# what kind of bulb



## zig (Oct 7, 2005)

What kind of light bulb do i need for a reef tank?
The tank is a 50 gallon 4 feet long and the bulb is around 41 inchs


----------



## zig (Oct 7, 2005)

anyone?


----------



## welsher7 (Jul 29, 2005)

what kind of light fixture?


----------



## zig (Oct 7, 2005)

its the one that came with the tank when you buy the tank i guess the stock fixture


----------



## rchan11 (May 6, 2004)

If you want growth, go with 10k.


----------



## welsher7 (Jul 29, 2005)

what are you planning on keeping coral wise? a normal output light won't grom much of anything.


----------



## zig (Oct 7, 2005)

what kind would you suggest something that is easier to keep care of until later


----------



## welsher7 (Jul 29, 2005)

how tall is the tank? what is the wattage of the bulb?


----------



## zig (Oct 7, 2005)

The tank is 24in long by 12.5 wide by 18 tall 
I dont have a bulb yet the thing is the bulb i need has to be 42inchs and i dont know if the stores around here have a 10k bulb that size


----------



## rchan11 (May 6, 2004)

Try this place http://www.naturallighting.com/web/shop.php.
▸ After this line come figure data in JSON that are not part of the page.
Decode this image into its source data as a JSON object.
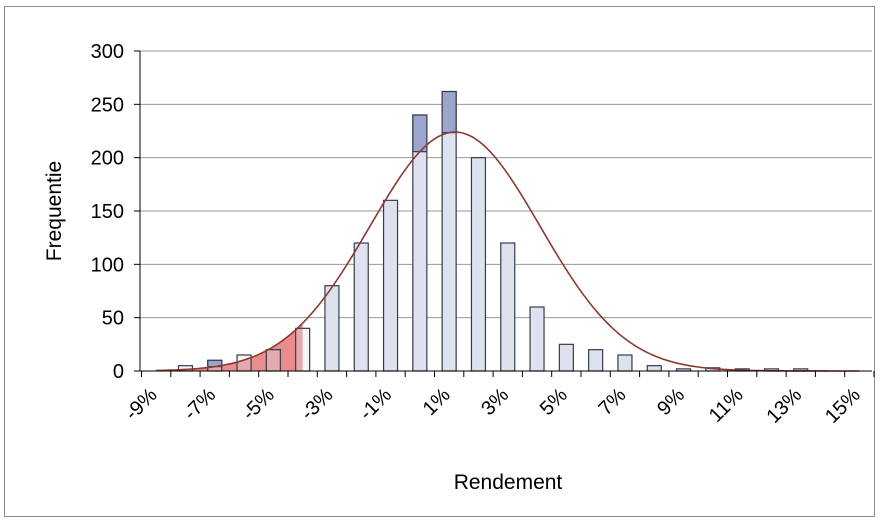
{
  "chart_data": {
    "type": "bar",
    "title": "",
    "xlabel": "Rendement",
    "ylabel": "Frequentie",
    "ylim": [
      0,
      300
    ],
    "yticks": [
      "0",
      "50",
      "100",
      "150",
      "200",
      "250",
      "300"
    ],
    "xtick_labels": [
      "-9%",
      "-7%",
      "-5%",
      "-3%",
      "-1%",
      "1%",
      "3%",
      "5%",
      "7%",
      "9%",
      "11%",
      "13%",
      "15%"
    ],
    "grid": true,
    "categories": [
      "-9%",
      "-8%",
      "-7%",
      "-6%",
      "-5%",
      "-4%",
      "-3%",
      "-2%",
      "-1%",
      "0%",
      "1%",
      "2%",
      "3%",
      "4%",
      "5%",
      "6%",
      "7%",
      "8%",
      "9%",
      "10%",
      "11%",
      "12%",
      "13%",
      "14%",
      "15%"
    ],
    "values": [
      0,
      5,
      10,
      15,
      20,
      40,
      80,
      120,
      160,
      240,
      262,
      200,
      120,
      60,
      25,
      20,
      15,
      5,
      2,
      3,
      2,
      2,
      2,
      0,
      0
    ],
    "normal_curve": {
      "mean": 1.2,
      "sd": 2.9,
      "peak": 224
    },
    "shaded_region": {
      "from": -9,
      "to": -4
    },
    "colors": {
      "bar_fill": "#dde2ee",
      "bar_stroke": "#3a3a50",
      "bar_top_fill": "#9aa6cc",
      "curve": "#8b3a32",
      "shade": "#e87878",
      "grid": "#9a9a9a"
    }
  }
}
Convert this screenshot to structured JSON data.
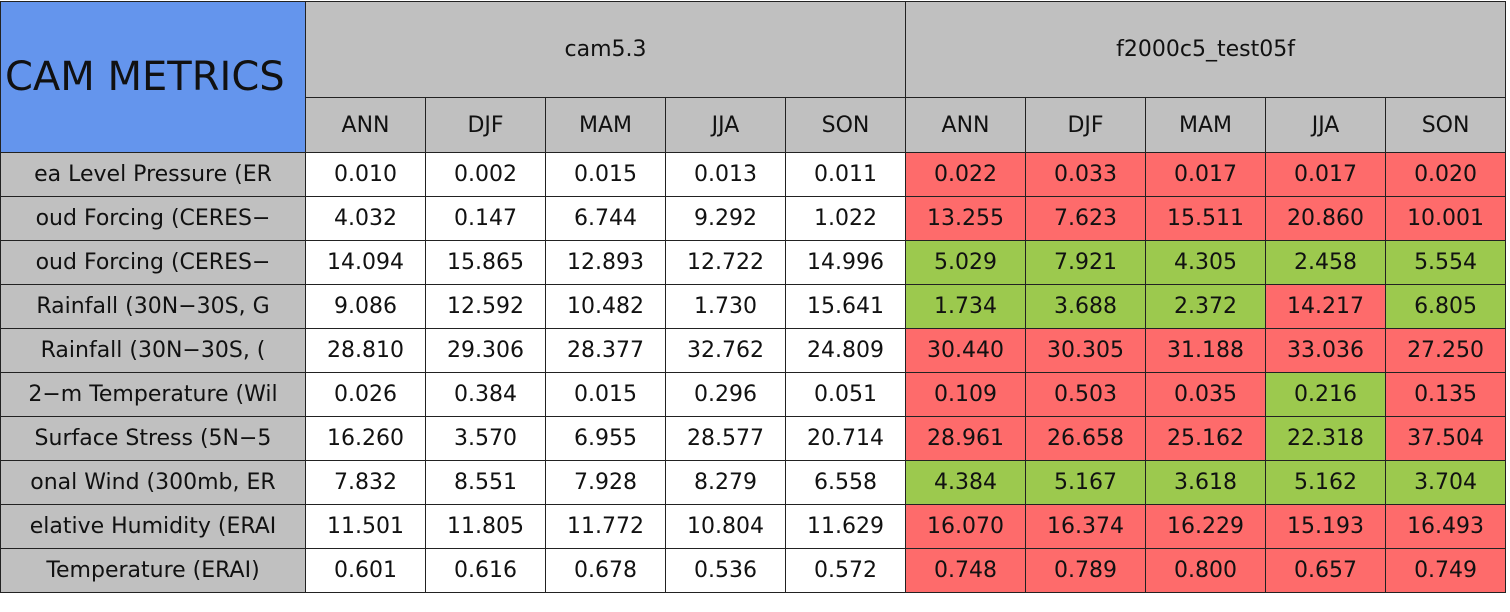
{
  "table": {
    "title": "CAM METRICS",
    "groups": [
      "cam5.3",
      "f2000c5_test05f"
    ],
    "seasons": [
      "ANN",
      "DJF",
      "MAM",
      "JJA",
      "SON",
      "ANN",
      "DJF",
      "MAM",
      "JJA",
      "SON"
    ],
    "rows": [
      {
        "label": "ea Level Pressure (ER",
        "values": [
          "0.010",
          "0.002",
          "0.015",
          "0.013",
          "0.011",
          "0.022",
          "0.033",
          "0.017",
          "0.017",
          "0.020"
        ],
        "colors": [
          "#ffffff",
          "#ffffff",
          "#ffffff",
          "#ffffff",
          "#ffffff",
          "#fe6b6b",
          "#fe6b6b",
          "#fe6b6b",
          "#fe6b6b",
          "#fe6b6b"
        ]
      },
      {
        "label": "oud Forcing (CERES−",
        "values": [
          "4.032",
          "0.147",
          "6.744",
          "9.292",
          "1.022",
          "13.255",
          "7.623",
          "15.511",
          "20.860",
          "10.001"
        ],
        "colors": [
          "#ffffff",
          "#ffffff",
          "#ffffff",
          "#ffffff",
          "#ffffff",
          "#fe6b6b",
          "#fe6b6b",
          "#fe6b6b",
          "#fe6b6b",
          "#fe6b6b"
        ]
      },
      {
        "label": "oud Forcing (CERES−",
        "values": [
          "14.094",
          "15.865",
          "12.893",
          "12.722",
          "14.996",
          "5.029",
          "7.921",
          "4.305",
          "2.458",
          "5.554"
        ],
        "colors": [
          "#ffffff",
          "#ffffff",
          "#ffffff",
          "#ffffff",
          "#ffffff",
          "#9cc94e",
          "#9cc94e",
          "#9cc94e",
          "#9cc94e",
          "#9cc94e"
        ]
      },
      {
        "label": "Rainfall (30N−30S, G",
        "values": [
          "9.086",
          "12.592",
          "10.482",
          "1.730",
          "15.641",
          "1.734",
          "3.688",
          "2.372",
          "14.217",
          "6.805"
        ],
        "colors": [
          "#ffffff",
          "#ffffff",
          "#ffffff",
          "#ffffff",
          "#ffffff",
          "#9cc94e",
          "#9cc94e",
          "#9cc94e",
          "#fe6b6b",
          "#9cc94e"
        ]
      },
      {
        "label": "Rainfall (30N−30S, (",
        "values": [
          "28.810",
          "29.306",
          "28.377",
          "32.762",
          "24.809",
          "30.440",
          "30.305",
          "31.188",
          "33.036",
          "27.250"
        ],
        "colors": [
          "#ffffff",
          "#ffffff",
          "#ffffff",
          "#ffffff",
          "#ffffff",
          "#fe6b6b",
          "#fe6b6b",
          "#fe6b6b",
          "#fe6b6b",
          "#fe6b6b"
        ]
      },
      {
        "label": "2−m Temperature (Wil",
        "values": [
          "0.026",
          "0.384",
          "0.015",
          "0.296",
          "0.051",
          "0.109",
          "0.503",
          "0.035",
          "0.216",
          "0.135"
        ],
        "colors": [
          "#ffffff",
          "#ffffff",
          "#ffffff",
          "#ffffff",
          "#ffffff",
          "#fe6b6b",
          "#fe6b6b",
          "#fe6b6b",
          "#9cc94e",
          "#fe6b6b"
        ]
      },
      {
        "label": "Surface Stress (5N−5",
        "values": [
          "16.260",
          "3.570",
          "6.955",
          "28.577",
          "20.714",
          "28.961",
          "26.658",
          "25.162",
          "22.318",
          "37.504"
        ],
        "colors": [
          "#ffffff",
          "#ffffff",
          "#ffffff",
          "#ffffff",
          "#ffffff",
          "#fe6b6b",
          "#fe6b6b",
          "#fe6b6b",
          "#9cc94e",
          "#fe6b6b"
        ]
      },
      {
        "label": "onal Wind (300mb, ER",
        "values": [
          "7.832",
          "8.551",
          "7.928",
          "8.279",
          "6.558",
          "4.384",
          "5.167",
          "3.618",
          "5.162",
          "3.704"
        ],
        "colors": [
          "#ffffff",
          "#ffffff",
          "#ffffff",
          "#ffffff",
          "#ffffff",
          "#9cc94e",
          "#9cc94e",
          "#9cc94e",
          "#9cc94e",
          "#9cc94e"
        ]
      },
      {
        "label": "elative Humidity (ERAI",
        "values": [
          "11.501",
          "11.805",
          "11.772",
          "10.804",
          "11.629",
          "16.070",
          "16.374",
          "16.229",
          "15.193",
          "16.493"
        ],
        "colors": [
          "#ffffff",
          "#ffffff",
          "#ffffff",
          "#ffffff",
          "#ffffff",
          "#fe6b6b",
          "#fe6b6b",
          "#fe6b6b",
          "#fe6b6b",
          "#fe6b6b"
        ]
      },
      {
        "label": "Temperature (ERAI)",
        "values": [
          "0.601",
          "0.616",
          "0.678",
          "0.536",
          "0.572",
          "0.748",
          "0.789",
          "0.800",
          "0.657",
          "0.749"
        ],
        "colors": [
          "#ffffff",
          "#ffffff",
          "#ffffff",
          "#ffffff",
          "#ffffff",
          "#fe6b6b",
          "#fe6b6b",
          "#fe6b6b",
          "#fe6b6b",
          "#fe6b6b"
        ]
      }
    ]
  }
}
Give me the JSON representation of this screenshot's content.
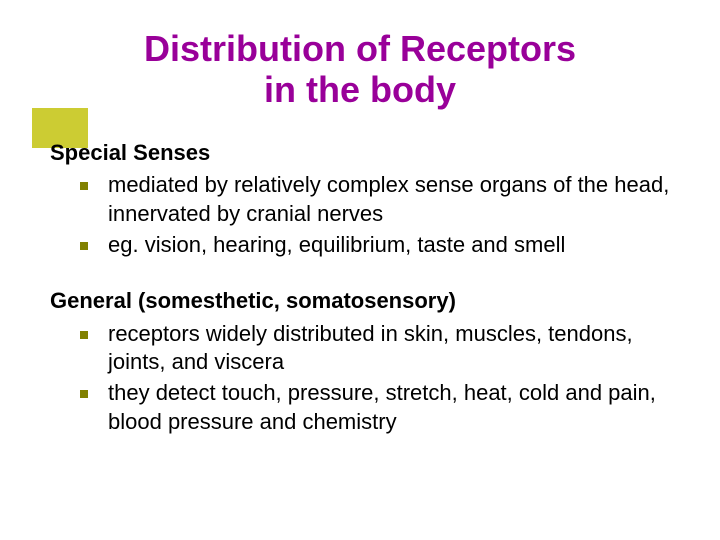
{
  "title_line1": "Distribution of Receptors",
  "title_line2": "in the body",
  "sections": [
    {
      "heading": "Special Senses",
      "bullets": [
        "mediated by relatively complex sense organs of the head, innervated by cranial nerves",
        "eg. vision, hearing, equilibrium, taste and smell"
      ]
    },
    {
      "heading": "General (somesthetic, somatosensory)",
      "bullets": [
        "receptors widely distributed in skin, muscles, tendons, joints, and viscera",
        "they detect touch, pressure, stretch, heat, cold and pain, blood pressure and chemistry"
      ]
    }
  ],
  "colors": {
    "title": "#990099",
    "accent_bar": "#cccc33",
    "bullet_marker": "#808000",
    "text": "#000000",
    "background": "#ffffff"
  },
  "typography": {
    "title_fontsize": 36,
    "heading_fontsize": 22,
    "body_fontsize": 22,
    "font_family": "Verdana"
  }
}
I purchased a T5 retro-fit kit from them. You might have to go with a 36".


----------



## zig (Oct 7, 2005)

can you post the link for the 36 inch light kit that you think that i should go with


----------



## rchan11 (May 6, 2004)

http://www.naturallighting.com/web/shop.ph...ion=show_detail

Order the retro-fit kit when you call. It's very easy to convert.


----------



## zig (Oct 7, 2005)

how much will the whole kit cost around??


----------